Co innego jest w środkowej Europie, gdzie wpływy maja Sahara, Arktyka, Atlantyk i pewnie jeszcze wiele innych czynników.
Swego czasu pamiętam zimy w Chicago. Tam podawali ile i kiedy spadnie śniegu z dokładnością do 1/4cala i 10 minut...
fergul11 - 24-02-2012, 10:42
Jaca71 nie chodziło mi o trafność prognozy w Polsce , ale o prognozowanie pogody w europie ,po co polska stacja podaje prognozę na dzisiaj np. w Irl. że duże opady i +5*C skoro świeci słońce żadnej chmurki i jest +13*C. To tylko taki przykład pierwszy z brzegu ,jest ich więcej np. wiadomości propagandowe ,90% irlandczyków wierzy że sytuacja ekonomiczna polski jest wyśmienita , pozostałe 10% ma to gdzieś i pije czarne z pianką
jaca71 - 24-02-2012, 10:54
Tu racja, wiele razy jadąc przez słoneczny Kraków słyszę w Trójce czy też w Zetce ze w Krakowie szaro i leje
mjsystem - 24-02-2012, 11:25
| jaca71 napisał/a: | | racja, wiele razy jadąc przez słoneczny Kraków słyszę w Trójce czy też w Zetce ze w Krakowie szaro i leje |
Przepraszam, ale robi sie nam OT
Co do pogody to Jacku w Sosnowcu bywa tak, że jadę przez Pogoń, a tam urwanie chmury, morze wody na ulicy, a jak dojeżdzam do domu na Dańdówce sucho i słonecznie Więc sprawdzalność pogody bez względu na prognozę zawsze 100% lub zawsze 0%(zależy od dzielnicy)

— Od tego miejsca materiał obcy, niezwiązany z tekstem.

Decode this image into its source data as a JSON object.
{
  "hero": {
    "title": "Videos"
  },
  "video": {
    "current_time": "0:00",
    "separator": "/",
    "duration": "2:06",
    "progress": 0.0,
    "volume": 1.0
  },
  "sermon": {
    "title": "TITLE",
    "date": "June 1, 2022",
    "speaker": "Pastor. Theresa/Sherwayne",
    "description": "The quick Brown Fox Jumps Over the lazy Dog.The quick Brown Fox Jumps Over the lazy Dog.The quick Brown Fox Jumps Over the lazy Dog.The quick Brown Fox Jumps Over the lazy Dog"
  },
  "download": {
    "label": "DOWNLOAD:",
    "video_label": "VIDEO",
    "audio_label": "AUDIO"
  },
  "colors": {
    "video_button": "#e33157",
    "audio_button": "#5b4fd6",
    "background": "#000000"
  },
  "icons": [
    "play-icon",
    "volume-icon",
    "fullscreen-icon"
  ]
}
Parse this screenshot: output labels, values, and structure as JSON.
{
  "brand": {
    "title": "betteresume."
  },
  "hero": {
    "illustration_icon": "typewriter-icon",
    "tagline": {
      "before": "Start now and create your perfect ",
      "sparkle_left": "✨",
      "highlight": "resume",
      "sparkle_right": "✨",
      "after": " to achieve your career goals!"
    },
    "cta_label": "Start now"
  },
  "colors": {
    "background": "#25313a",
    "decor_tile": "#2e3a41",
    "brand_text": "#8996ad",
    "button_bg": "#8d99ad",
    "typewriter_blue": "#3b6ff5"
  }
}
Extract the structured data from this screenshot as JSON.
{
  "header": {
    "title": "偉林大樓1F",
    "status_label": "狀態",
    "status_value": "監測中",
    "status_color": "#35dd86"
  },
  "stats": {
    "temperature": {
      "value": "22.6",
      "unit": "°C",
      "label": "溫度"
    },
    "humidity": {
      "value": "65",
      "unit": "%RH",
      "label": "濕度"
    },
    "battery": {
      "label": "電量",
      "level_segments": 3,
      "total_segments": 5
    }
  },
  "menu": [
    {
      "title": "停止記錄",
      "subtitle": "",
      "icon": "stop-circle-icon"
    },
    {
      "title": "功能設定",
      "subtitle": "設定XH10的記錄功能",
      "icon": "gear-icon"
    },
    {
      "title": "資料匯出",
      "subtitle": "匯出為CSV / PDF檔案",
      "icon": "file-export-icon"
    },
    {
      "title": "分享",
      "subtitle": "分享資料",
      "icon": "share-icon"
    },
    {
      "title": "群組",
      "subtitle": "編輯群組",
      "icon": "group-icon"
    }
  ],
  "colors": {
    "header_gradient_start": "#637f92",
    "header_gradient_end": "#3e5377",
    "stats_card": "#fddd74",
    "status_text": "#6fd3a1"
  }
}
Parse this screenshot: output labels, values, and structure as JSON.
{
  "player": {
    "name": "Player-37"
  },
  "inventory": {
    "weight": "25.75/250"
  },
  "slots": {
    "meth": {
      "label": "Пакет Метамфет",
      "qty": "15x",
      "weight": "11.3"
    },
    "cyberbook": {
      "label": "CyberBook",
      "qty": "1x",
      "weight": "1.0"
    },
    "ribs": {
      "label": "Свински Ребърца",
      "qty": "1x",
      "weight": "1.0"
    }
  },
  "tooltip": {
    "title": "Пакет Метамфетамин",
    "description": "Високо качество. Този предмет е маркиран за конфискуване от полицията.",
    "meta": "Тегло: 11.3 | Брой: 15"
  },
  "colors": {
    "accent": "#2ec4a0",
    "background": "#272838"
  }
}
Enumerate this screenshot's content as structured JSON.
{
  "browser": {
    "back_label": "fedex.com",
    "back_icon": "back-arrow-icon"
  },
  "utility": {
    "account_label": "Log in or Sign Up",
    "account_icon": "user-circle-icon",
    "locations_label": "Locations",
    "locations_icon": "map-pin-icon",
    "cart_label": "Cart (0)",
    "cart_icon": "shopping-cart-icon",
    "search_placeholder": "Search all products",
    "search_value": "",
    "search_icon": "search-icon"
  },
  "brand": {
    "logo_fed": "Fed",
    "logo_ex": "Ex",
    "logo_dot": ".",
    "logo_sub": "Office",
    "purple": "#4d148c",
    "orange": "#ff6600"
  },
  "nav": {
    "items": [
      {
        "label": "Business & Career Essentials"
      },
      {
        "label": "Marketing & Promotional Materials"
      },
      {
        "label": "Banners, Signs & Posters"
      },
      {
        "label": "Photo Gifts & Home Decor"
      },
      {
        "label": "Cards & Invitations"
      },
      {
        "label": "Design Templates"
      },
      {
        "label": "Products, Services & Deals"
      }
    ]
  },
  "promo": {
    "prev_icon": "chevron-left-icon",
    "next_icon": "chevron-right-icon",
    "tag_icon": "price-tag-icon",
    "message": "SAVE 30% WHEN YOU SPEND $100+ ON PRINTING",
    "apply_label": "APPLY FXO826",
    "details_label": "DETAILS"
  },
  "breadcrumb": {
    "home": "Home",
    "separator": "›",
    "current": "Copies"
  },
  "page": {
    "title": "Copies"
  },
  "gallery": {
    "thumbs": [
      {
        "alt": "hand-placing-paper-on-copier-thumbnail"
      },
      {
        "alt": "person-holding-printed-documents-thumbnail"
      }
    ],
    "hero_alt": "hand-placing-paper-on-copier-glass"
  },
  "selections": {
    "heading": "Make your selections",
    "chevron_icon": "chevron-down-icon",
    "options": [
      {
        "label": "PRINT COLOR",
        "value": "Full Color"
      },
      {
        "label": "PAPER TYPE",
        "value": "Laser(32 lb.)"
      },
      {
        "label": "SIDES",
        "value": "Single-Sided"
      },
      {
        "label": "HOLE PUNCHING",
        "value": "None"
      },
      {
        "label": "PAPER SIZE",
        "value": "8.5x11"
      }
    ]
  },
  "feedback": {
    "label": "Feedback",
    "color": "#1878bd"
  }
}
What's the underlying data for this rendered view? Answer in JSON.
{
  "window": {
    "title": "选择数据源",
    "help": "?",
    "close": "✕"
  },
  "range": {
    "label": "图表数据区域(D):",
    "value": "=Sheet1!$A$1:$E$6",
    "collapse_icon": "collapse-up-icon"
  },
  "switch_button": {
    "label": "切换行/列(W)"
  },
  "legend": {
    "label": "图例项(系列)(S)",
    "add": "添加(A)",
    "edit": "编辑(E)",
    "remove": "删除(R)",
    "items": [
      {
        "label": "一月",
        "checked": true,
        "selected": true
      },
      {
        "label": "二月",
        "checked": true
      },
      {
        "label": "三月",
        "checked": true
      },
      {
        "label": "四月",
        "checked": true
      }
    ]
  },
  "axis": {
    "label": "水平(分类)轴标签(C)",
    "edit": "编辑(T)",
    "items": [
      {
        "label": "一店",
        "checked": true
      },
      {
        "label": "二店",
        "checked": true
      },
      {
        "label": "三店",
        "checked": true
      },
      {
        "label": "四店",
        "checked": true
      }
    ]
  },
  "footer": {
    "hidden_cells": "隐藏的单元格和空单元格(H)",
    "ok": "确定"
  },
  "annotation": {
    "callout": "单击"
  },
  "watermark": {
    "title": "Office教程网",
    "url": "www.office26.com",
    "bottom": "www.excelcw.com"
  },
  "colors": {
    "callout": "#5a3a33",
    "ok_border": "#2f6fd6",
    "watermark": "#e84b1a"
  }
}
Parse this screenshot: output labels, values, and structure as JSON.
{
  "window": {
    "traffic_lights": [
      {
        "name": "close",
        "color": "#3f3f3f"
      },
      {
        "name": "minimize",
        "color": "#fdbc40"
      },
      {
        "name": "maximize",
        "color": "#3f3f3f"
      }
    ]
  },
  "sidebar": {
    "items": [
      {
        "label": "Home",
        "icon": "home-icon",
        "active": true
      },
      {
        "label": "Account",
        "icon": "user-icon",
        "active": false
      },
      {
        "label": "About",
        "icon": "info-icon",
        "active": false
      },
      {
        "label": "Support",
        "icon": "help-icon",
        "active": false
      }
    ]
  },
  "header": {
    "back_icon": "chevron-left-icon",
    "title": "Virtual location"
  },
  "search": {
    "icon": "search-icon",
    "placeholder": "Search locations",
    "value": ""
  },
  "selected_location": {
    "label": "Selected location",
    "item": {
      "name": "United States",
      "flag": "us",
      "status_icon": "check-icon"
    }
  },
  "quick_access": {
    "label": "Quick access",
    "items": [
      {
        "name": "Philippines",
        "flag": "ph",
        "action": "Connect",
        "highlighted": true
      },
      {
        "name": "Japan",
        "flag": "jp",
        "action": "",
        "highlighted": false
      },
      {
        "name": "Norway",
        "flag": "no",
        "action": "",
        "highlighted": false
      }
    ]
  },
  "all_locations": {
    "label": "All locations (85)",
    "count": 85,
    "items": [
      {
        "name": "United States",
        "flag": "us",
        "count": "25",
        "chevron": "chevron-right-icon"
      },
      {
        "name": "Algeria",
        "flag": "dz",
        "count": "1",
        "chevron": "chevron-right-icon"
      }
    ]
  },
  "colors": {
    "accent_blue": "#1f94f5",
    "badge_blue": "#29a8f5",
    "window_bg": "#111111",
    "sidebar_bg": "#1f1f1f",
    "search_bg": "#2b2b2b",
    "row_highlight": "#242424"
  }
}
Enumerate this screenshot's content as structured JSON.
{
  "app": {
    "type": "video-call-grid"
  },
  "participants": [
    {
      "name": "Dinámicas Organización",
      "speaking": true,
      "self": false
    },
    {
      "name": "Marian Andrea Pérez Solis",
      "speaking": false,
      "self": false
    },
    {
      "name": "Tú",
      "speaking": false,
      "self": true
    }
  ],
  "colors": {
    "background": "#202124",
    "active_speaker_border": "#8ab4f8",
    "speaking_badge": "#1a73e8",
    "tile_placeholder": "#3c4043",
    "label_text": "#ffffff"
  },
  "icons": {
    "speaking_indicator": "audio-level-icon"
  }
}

Pieraś - 24-02-2012, 12:16
Mnie irtytuja na drodze kierowcy jak ich zwe "slow motion" ... jedzie taki na lewym pasie powoli mimo, ze prawy pas ma wolny. Od jazdy jest zawsze prawy pas, chyba ze jest zajety.
Albo jada dwa auta w odleglosci 50m od siebie na prawym pasie, a miedzy nimi jakis edit tylko, ze lewym pasem.
Ciekaw jestem, czy zdarza sie takim przyczepiac sie do kierowcow robiacych to samo jak on np. jedzie szybciej lub sie spieszy.
Edit mkm: Kropki, krzaczki, gwiazdki... nieistotne. Wulgar to wulgar.
mjsystem - 24-02-2012, 12:56
| Pieraś napisał/a: | Albo jada dwa auta w odleglosci 50m od siebie na prawym pasie, a miedzy nimi jakis ***** tylko, ze lewym pasem.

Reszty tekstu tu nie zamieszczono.